A percentile check evaluates whether a value in a dataset falls below or above a certain percentile threshold within a group of observations. Example: percentile(distance, 0.7) returns the value below which 70% of the distance values fall, and can be used to detect outliers or assess distribution skew.

number

PostgreSQL, Snowflake

stddev

The calculated standard deviation of values in a numeric column

number

BigQuery, PostgreSQL, Redshift, Snowflake

stddev_pop

The calculated population standard deviation of values in a numeric column

number

BigQuery, PostgreSQL, Redshift, Snowflake

stddev_samp

The calculated sample standard deviation of values in a numeric column

number

BigQuery, PostgreSQL, Redshift, Snowflake

sum

The calculated sum of the values in a numeric column

number

all

variance

The calculated variance of the values in a numeric column

number, time

BigQuery, PostgreSQL, Snowflake

var_pop

The calculated population variance of the values in a numeric column

number, time

BigQuery, PostgreSQL, Redshift, Snowflake

var_samp

The calculated sample variance of the values in a numeric column

number, time

BigQuery, PostgreSQL, Redshift, Snowflake

Row_count (Table only)

The number of rows in a dataset or column, if specified

number, text, time

all

Configuration Examples

Check Description

Configuration Steps

Example Check

Ensure product prices are positive

  1. Select price column.

  2. Choose Min check type.

  3. Select >= operator.

  4. Set threshold to 0.

min(price) >= 0

Validate reasonable customer ages

  1. Select age column.

  2. Choose Max check type.

  3. Select <= operator.

  4. Set threshold to 120.

max(age) <= 120

Ensure average order value is within normal range

  1. Select order_total column.

  2. Choose Average check type.

  3. Select between operator.

  4. Set threshold to 50 and 500.

avg(order_total) between 50 and 500

Common Accuracy Check Scenarios

Business Requirement

Metric Type

Example Configuration

Use Case

Financial Data Validation

min, max, sum

min(revenue) >= 0, max(discount_percent) <= 100

Ensure financial values are within realistic bounds

Inventory Management

avg, row_count

avg(stock_level) between 10 and 1000, row_count > 0

Monitor stock levels and data availability

Performance Metrics

percentile, stddev

percentile(response_time, 0.95) < 5000

Track system performance thresholds

Data Distribution Analysis

variance, stddev_pop

variance(order_amount) between 100 and 10000

Monitor data consistency and outliers

Text Content Validation

avg_length, max_length

avg_length(description) >= 20, max_length(title) <= 100

Ensure content meets quality standards

Duplicate Detection

duplicate_count, duplicate_percent

duplicate_count(customer_id) = 0

Maintain data uniqueness

Advanced Statistical Checks

Standard Deviation Checks

  • Use stddev for general population standard deviation.

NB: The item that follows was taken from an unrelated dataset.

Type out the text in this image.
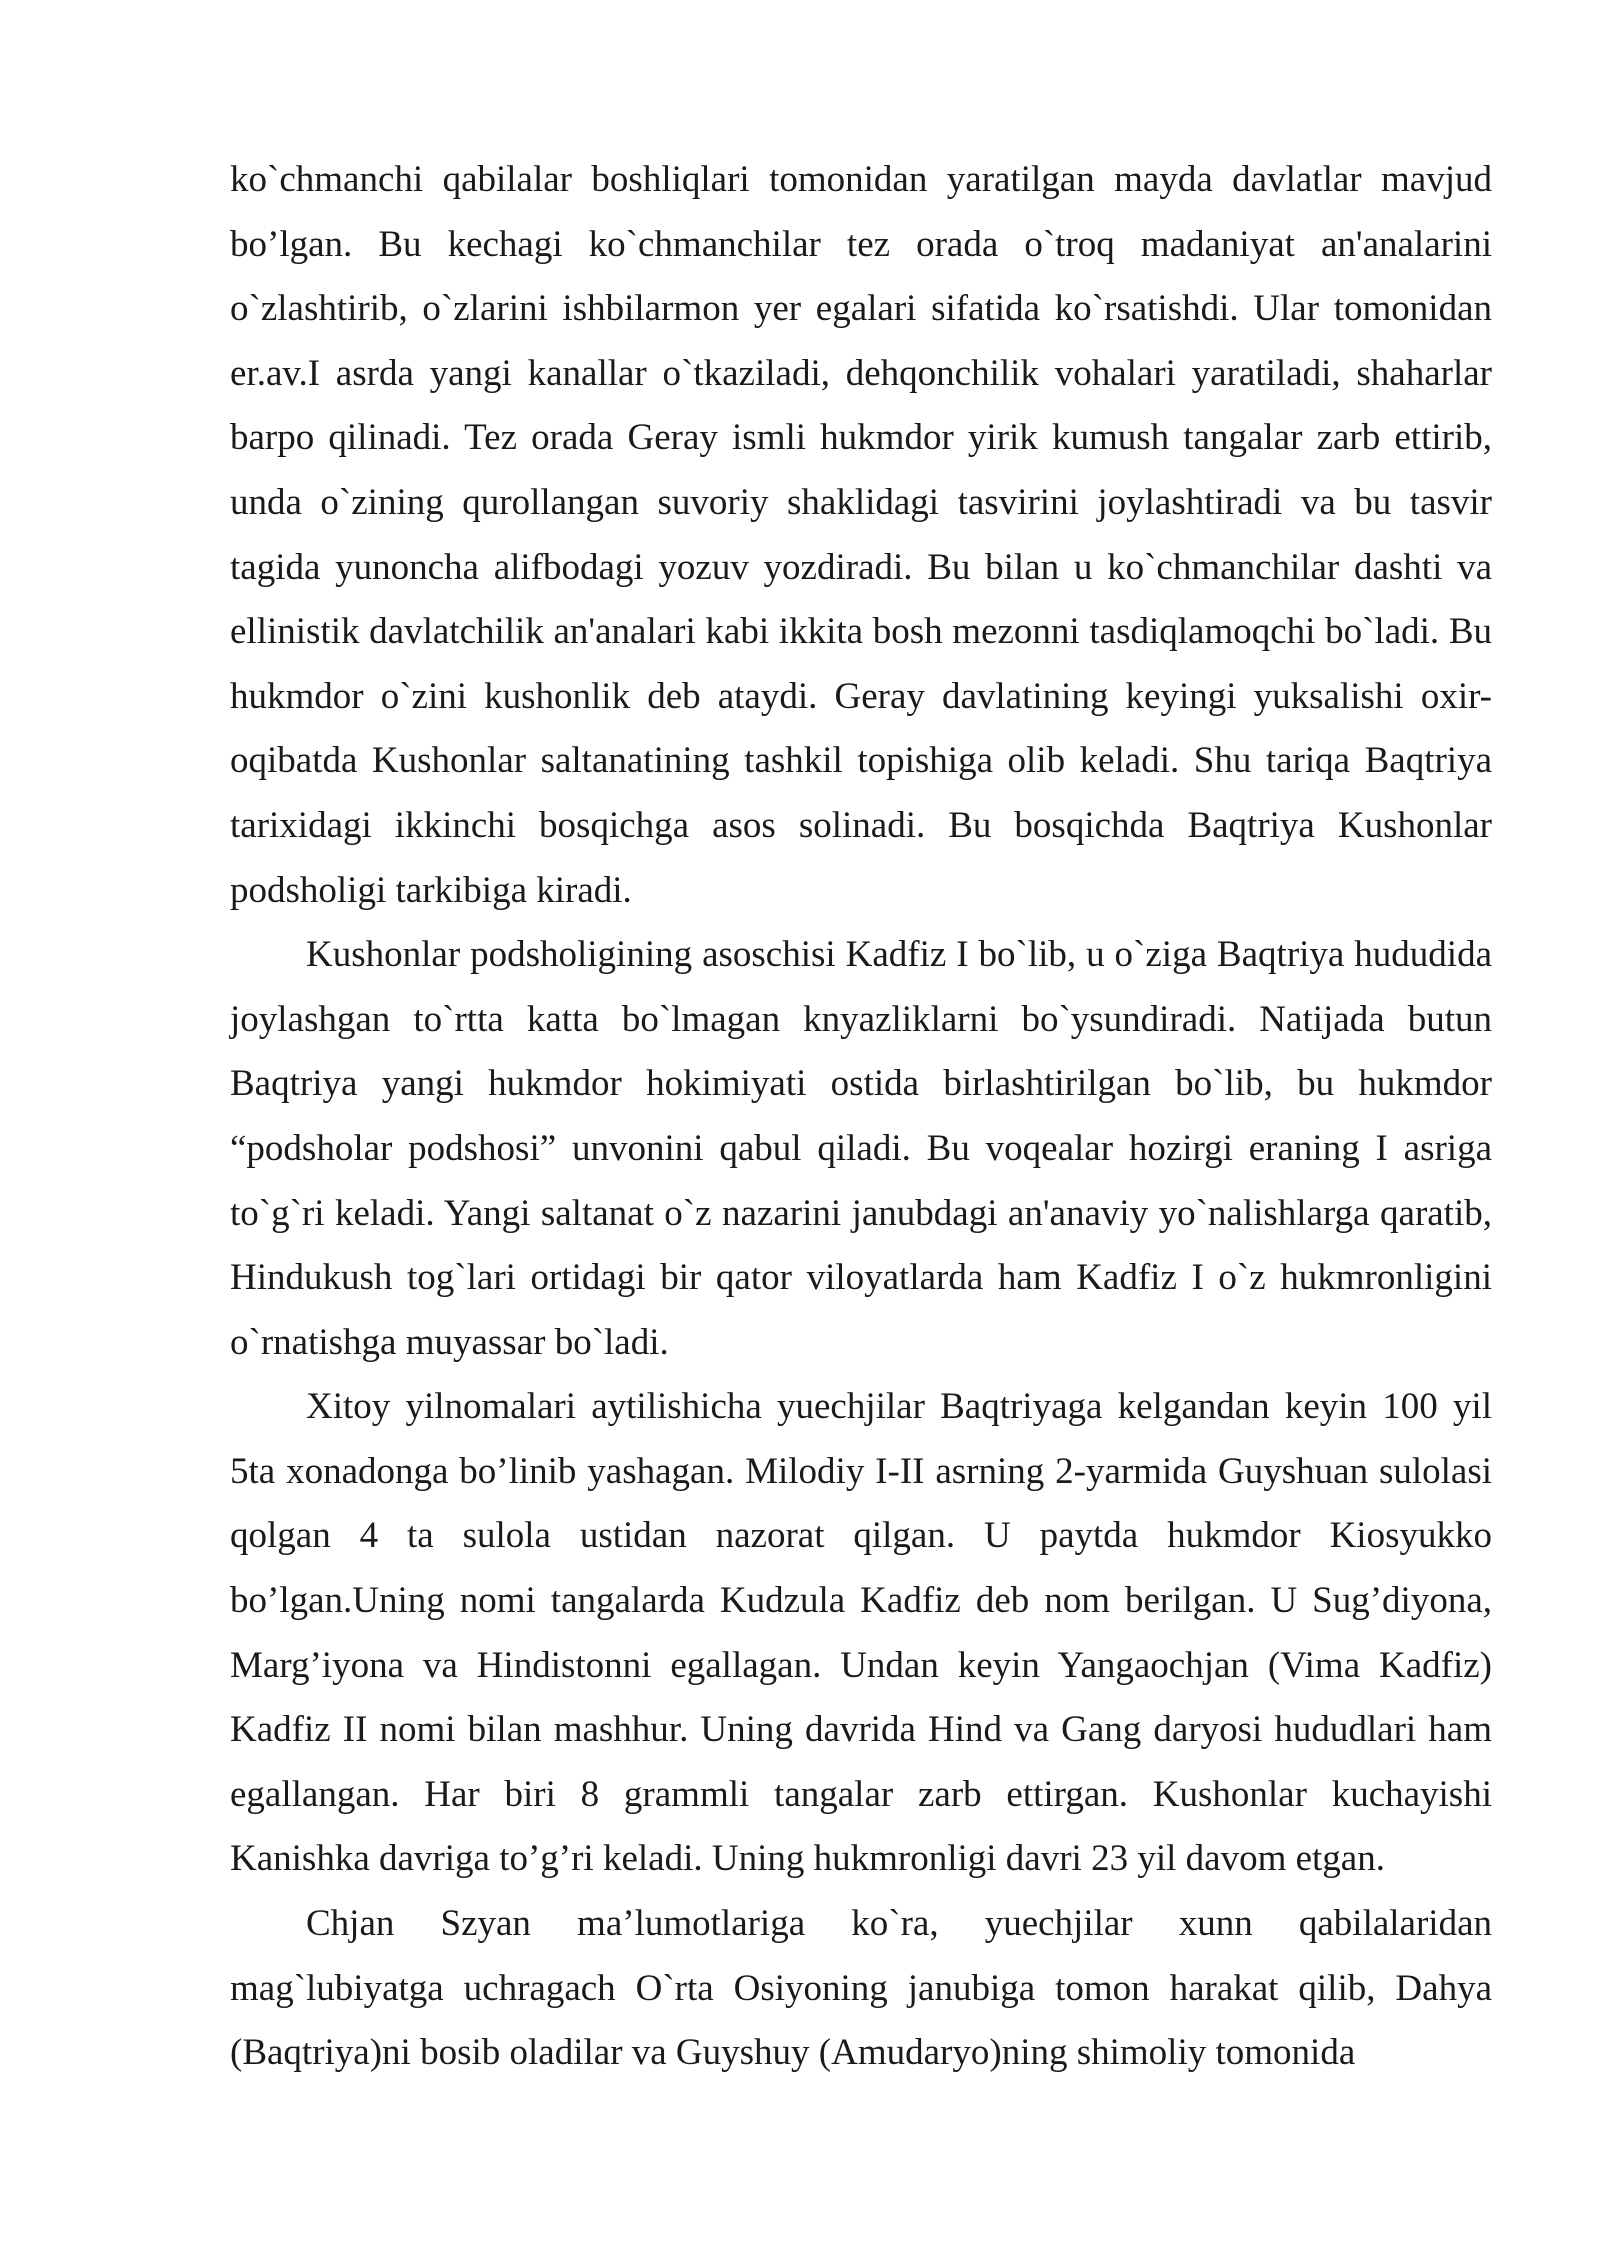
ko`chmanchi qabilalar boshliqlari tomonidan yaratilgan mayda davlatlar mavjud bo’lgan. Bu kechagi ko`chmanchilar tez orada o`troq madaniyat an'analarini o`zlashtirib, o`zlarini ishbilarmon yer egalari sifatida ko`rsatishdi. Ular tomonidan er.av.I asrda yangi kanallar o`tkaziladi, dehqonchilik vohalari yaratiladi, shaharlar barpo qilinadi. Tez orada Geray ismli hukmdor yirik kumush tangalar zarb ettirib, unda o`zining qurollangan suvoriy shaklidagi tasvirini joylashtiradi va bu tasvir tagida yunoncha alifbodagi yozuv yozdiradi. Bu bilan u ko`chmanchilar dashti va ellinistik davlatchilik an'analari kabi ikkita bosh mezonni tasdiqlamoqchi bo`ladi. Bu hukmdor o`zini kushonlik deb ataydi. Geray davlatining keyingi yuksalishi oxir-oqibatda Kushonlar saltanatining tashkil topishiga olib keladi. Shu tariqa Baqtriya tarixidagi ikkinchi bosqichga asos solinadi. Bu bosqichda Baqtriya Kushonlar podsholigi tarkibiga kiradi.

Kushonlar podsholigining asoschisi Kadfiz I bo`lib, u o`ziga Baqtriya hududida joylashgan to`rtta katta bo`lmagan knyazliklarni bo`ysundiradi. Natijada butun Baqtriya yangi hukmdor hokimiyati ostida birlashtirilgan bo`lib, bu hukmdor “podsholar podshosi” unvonini qabul qiladi. Bu voqealar hozirgi eraning I asriga to`g`ri keladi. Yangi saltanat o`z nazarini janubdagi an'anaviy yo`nalishlarga qaratib, Hindukush tog`lari ortidagi bir qator viloyatlarda ham Kadfiz I o`z hukmronligini o`rnatishga muyassar bo`ladi.

Xitoy yilnomalari aytilishicha yuechjilar Baqtriyaga kelgandan keyin 100 yil 5ta xonadonga bo’linib yashagan. Milodiy I-II asrning 2-yarmida Guyshuan sulolasi qolgan 4 ta sulola ustidan nazorat qilgan. U paytda hukmdor Kiosyukko bo’lgan.Uning nomi tangalarda Kudzula Kadfiz deb nom berilgan. U Sug’diyona, Marg’iyona va Hindistonni egallagan. Undan keyin Yangaochjan (Vima Kadfiz) Kadfiz II nomi bilan mashhur. Uning davrida Hind va Gang daryosi hududlari ham egallangan. Har biri 8 grammli tangalar zarb ettirgan. Kushonlar kuchayishi Kanishka davriga to’g’ri keladi. Uning hukmronligi davri 23 yil davom etgan.

Chjan Szyan ma’lumotlariga ko`ra, yuechjilar xunn qabilalaridan mag`lubiyatga uchragach O`rta Osiyoning janubiga tomon harakat qilib, Dahya (Baqtriya)ni bosib oladilar va Guyshuy (Amudaryo)ning shimoliy tomonida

  • Use stddev_pop when working with complete populations.

  • Use stddev_samp when working with sample data.

Variance Checks

  • Use variance for general variance calculations.

  • Use var_pop for population variance.

  • Use var_samp for sample variance.

Percentile Checks

Useful for identifying outliers and understanding data distribution.

  • percentile(column, 0.5) calculates the median value.

  • percentile(column, 0.95) identifies the 95th percentile.

Change-Over-Time Thresholds

Accuracy checks support dynamic thresholds that compare current values to historical measurements.

Basic Change Detection

-- Alert if row count changes by more than 50 rows from previous measurement
change for row_count between -20 and +50

-- Alert if average changes by more than 10% from previous week
change same day last week for avg(order_amount) > 10%

Advanced Historical Comparisons

-- Compare to average of last 7 measurements
change avg last 7 for row_count < 50

-- Compare to minimum of last 7 measurements
change min last 7 for duplicate_count(email) < 5

-- Compare percentage change to maximum of last 7 measurements
change max last 7 percent for sum(revenue) < 20%

Change-Over-Time Components

  • Calculation Type (optional): avg, min, max.

  • Historical Period (optional): last 7.

  • Percentage Mode (optional): percent.

  • Metric: The numeric metric to calculate.

  • Comparison: The threshold for acceptable change.